Education degree enhances ASU grad’s law enforcement career

As the critical nature of police-community relations dominates headlines, Arizona State University graduate Arielle Miller believes her education training is making her a better law enforcement officer. Miller was named 2013 “Officer of the Year” by the Maricopa Police Department; the first rookie to receive the honor. Miller earned her educational studies degree from ASU’s Mary Lou Fulton Teachers College, and she ties that degree into nearly every aspect of her work.

Miller said teaching and law enforcement are professional areas of expertise that complement each other. Both require engaging an audience, while at the same time staying nimble to be able to respond effectively to situations as they change.

“I’ve been amazed at how often I’ve been able to use my education training from ASU in my role as a police officer,” Miller said. “As an educator, one approach to teaching was to find ways to engage my students. In law enforcement, I’ve found that engaging the public has helped defuse situations and find fair resolutions to conflicts.

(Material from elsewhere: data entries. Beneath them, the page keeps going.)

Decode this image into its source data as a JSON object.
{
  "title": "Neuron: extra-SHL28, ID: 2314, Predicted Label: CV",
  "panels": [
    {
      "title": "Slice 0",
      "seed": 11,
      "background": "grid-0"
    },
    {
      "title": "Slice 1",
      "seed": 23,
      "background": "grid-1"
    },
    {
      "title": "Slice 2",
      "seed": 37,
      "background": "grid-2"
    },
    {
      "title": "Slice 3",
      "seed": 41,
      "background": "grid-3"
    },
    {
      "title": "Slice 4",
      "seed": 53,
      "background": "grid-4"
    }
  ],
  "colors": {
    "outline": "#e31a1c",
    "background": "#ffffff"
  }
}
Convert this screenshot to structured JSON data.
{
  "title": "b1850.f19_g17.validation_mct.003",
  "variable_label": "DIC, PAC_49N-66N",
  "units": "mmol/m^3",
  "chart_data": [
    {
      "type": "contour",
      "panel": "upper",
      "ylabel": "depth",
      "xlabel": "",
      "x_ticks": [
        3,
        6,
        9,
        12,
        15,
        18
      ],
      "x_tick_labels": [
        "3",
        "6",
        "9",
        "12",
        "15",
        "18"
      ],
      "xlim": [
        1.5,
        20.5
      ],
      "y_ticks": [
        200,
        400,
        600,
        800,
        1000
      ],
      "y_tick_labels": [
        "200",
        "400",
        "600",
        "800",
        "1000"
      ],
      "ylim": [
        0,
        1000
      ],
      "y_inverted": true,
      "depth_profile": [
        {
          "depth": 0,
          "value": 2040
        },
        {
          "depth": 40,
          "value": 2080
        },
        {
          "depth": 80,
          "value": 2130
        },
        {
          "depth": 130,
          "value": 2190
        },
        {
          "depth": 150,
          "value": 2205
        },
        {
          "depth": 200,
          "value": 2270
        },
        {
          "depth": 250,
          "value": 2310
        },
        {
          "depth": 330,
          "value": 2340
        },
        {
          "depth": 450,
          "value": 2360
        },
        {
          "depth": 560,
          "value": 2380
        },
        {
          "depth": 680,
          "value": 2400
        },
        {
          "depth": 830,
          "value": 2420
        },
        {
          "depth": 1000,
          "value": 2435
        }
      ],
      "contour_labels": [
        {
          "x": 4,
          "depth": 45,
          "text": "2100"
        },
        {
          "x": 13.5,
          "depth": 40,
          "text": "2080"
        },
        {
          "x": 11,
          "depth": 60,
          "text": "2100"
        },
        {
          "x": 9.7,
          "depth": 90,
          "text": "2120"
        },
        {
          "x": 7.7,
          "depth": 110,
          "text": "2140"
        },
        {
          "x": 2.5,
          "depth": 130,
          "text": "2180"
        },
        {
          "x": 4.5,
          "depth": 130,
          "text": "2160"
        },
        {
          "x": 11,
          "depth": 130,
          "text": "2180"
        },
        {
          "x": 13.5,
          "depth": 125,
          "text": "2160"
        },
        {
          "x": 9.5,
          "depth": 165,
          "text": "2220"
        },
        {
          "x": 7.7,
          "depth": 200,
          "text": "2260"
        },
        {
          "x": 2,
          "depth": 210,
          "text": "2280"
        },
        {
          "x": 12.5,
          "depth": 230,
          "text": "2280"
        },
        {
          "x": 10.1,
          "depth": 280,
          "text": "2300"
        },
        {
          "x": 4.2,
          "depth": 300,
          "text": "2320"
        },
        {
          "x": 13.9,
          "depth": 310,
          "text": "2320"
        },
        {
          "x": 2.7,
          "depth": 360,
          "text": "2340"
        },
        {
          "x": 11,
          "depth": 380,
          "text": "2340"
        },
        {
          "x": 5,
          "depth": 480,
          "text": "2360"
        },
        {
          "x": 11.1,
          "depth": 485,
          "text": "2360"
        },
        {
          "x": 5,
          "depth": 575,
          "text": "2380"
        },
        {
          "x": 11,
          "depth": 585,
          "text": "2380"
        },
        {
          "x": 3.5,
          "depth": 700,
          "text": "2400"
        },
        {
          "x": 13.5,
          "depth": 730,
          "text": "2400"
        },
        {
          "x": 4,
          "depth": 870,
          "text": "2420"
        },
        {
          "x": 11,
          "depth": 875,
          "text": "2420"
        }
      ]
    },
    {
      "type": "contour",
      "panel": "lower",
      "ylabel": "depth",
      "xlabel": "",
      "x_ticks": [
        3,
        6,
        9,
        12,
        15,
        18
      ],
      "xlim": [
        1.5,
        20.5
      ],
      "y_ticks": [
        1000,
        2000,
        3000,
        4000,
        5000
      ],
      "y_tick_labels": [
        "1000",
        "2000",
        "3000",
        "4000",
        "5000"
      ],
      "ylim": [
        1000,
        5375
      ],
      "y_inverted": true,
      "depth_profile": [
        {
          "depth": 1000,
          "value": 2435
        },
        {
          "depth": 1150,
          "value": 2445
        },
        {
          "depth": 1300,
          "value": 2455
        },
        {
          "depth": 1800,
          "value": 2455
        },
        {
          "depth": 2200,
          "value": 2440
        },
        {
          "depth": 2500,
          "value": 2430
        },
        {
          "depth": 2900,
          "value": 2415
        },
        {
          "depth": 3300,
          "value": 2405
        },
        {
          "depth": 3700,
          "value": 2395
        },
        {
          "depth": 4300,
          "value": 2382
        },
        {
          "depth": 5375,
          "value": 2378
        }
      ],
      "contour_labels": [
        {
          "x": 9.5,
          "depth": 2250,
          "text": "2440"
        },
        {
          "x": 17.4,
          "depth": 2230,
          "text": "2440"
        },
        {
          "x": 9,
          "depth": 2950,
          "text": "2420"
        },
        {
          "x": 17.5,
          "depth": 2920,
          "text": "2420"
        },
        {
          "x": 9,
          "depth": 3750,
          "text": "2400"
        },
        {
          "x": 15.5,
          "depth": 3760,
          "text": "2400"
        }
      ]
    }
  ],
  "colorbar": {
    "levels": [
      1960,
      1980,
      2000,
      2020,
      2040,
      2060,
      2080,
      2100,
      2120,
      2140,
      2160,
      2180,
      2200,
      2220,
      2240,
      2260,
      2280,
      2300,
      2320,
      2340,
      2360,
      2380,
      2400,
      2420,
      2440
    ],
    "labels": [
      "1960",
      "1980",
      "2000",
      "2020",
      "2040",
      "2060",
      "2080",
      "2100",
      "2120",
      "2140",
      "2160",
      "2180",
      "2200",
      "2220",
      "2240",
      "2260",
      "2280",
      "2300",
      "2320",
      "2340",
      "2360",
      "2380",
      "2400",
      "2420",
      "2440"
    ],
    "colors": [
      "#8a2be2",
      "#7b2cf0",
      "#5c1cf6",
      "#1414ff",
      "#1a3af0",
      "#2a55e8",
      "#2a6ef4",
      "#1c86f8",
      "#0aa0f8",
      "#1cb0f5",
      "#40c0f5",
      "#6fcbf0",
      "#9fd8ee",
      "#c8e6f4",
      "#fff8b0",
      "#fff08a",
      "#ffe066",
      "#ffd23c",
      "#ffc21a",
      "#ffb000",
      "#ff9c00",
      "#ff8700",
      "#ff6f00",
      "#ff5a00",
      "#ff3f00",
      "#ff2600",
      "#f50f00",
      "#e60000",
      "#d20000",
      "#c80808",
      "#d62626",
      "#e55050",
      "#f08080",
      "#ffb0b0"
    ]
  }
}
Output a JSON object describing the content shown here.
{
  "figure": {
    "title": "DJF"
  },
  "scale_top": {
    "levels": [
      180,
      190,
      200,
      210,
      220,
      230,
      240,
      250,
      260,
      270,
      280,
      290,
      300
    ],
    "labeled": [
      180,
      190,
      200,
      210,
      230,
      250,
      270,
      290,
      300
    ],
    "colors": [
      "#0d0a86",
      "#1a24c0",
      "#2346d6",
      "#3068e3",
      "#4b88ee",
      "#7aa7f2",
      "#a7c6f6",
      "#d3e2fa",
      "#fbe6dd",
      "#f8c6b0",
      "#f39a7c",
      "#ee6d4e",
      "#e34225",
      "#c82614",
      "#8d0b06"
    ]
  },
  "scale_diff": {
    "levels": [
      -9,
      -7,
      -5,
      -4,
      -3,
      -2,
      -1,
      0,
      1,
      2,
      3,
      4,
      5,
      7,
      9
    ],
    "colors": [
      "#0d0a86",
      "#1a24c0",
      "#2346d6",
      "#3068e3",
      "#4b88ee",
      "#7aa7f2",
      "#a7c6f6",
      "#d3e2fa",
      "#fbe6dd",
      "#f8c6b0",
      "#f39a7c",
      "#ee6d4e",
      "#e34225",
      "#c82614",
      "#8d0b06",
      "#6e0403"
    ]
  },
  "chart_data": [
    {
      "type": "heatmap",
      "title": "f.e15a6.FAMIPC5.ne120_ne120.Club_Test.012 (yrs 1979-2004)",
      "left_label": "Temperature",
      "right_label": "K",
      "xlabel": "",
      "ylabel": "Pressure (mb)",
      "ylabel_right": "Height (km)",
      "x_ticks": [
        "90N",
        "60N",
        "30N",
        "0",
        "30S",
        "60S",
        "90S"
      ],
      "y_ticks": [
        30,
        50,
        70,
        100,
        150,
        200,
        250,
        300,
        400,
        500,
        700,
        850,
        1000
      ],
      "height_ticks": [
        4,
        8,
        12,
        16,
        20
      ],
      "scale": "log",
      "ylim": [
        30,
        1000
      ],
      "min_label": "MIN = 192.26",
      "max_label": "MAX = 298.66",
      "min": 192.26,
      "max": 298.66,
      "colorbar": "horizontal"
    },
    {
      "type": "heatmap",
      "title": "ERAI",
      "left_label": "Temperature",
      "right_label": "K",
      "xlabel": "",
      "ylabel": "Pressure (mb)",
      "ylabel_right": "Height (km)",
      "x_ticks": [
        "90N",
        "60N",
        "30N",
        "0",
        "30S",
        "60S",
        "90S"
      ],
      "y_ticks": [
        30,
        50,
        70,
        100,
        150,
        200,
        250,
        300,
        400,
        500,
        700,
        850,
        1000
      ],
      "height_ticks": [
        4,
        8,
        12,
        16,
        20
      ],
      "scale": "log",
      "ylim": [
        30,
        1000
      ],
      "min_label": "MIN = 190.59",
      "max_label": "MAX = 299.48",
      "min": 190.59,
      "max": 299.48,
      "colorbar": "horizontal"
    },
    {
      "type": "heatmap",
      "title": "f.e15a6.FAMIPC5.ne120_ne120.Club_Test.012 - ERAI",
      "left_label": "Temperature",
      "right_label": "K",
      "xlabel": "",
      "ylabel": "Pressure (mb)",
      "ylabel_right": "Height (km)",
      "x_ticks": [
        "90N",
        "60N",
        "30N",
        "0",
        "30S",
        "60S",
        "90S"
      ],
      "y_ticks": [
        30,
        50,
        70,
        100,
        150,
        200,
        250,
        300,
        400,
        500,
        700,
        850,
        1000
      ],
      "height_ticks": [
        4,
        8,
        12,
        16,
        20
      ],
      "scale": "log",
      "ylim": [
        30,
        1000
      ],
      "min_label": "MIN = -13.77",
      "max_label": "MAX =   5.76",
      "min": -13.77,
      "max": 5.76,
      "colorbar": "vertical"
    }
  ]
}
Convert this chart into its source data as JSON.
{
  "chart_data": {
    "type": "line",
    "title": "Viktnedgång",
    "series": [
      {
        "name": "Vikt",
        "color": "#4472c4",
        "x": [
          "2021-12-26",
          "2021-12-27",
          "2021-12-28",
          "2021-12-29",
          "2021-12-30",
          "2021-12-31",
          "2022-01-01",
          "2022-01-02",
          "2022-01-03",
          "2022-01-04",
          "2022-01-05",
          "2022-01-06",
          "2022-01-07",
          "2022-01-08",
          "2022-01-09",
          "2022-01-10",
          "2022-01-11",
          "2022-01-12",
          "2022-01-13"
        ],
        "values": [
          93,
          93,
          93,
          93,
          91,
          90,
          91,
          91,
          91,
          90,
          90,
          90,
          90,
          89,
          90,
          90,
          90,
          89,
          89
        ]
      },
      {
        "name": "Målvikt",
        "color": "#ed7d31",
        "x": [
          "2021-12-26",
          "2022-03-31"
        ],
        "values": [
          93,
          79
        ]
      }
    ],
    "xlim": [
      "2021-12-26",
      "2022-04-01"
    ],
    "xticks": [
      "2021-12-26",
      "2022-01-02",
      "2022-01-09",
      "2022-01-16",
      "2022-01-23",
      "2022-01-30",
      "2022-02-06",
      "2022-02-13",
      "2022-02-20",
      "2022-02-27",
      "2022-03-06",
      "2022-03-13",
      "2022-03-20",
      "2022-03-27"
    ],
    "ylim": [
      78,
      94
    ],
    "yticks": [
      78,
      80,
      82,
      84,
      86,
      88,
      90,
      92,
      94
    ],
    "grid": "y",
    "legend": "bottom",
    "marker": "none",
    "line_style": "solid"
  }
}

“As an educator, flexibility is needed in order to meet the needs of students, both individually and collectively," Miller said. "In law enforcement, flexibility in how to handle a fluid situation has often helped to defuse potentially volatile situations.”

Miller discovered her affinity for law enforcement while completing her educational studies degree, which gave her the option to “build her own track” in deciding how she wanted to work with children, youth and adults outside the traditional classroom.

“I did volunteer work with the Scottsdale Police Department and fell in love with the culture, the people and the role played in our community,” she said

Police officers and educators are also alike in that both represent authority figures and role models to children, Miller noted. This offers people in both professions the opportunity to lay the groundwork for building a positive relationship that can last a lifetime.

“Most adults can name one or several teachers that had a lasting influence on their development,” Miller said. “With law enforcement officers, children can learn to respect their authority and to see by example how that authority is used rather than abused.”

Miller has worked with several community-based law enforcement programs where her teaching skills have been a boon. Based on her volunteer experience, the rookie officer was asked to help Maricopa Police Department launch Shop with a Cop, which pairs officers with underprivileged children during the holidays. She also is involved with its Explorers program, where kids work with the department to learn about the role it plays in the community.

For the last 18 months she has served as a field training officer for the department, a role which allows her to provide on-the-job training and support to officers in training who just finished their work with the academy. She says her courses at Mary Lou Fulton Teachers College prepared her for this responsibility by giving her a foundation of skills to work with people who have varied learning styles and to help others progress in all areas necessary for success.

“My educational studies coursework, including my internship experience, provided me with valuable tools to feel more confident in my dealings with the Maricopa community, the schools and the juvenile population,” Miller said. “Even though I was at Maricopa High School as an enforcement officer, my education background allowed me to interact and communicate as a peer with the faculty and as a teacher with the students.”

Miller agrees that, based on own experience, she encourages students to think outside the classroom when considering an education degree.

“Whether you proceed to be a teacher or not, the training you receive from Mary Lou Fulton Teachers College will serve you in all aspects of life and prove to be an asset in ways you cannot even contemplate right now,” she said.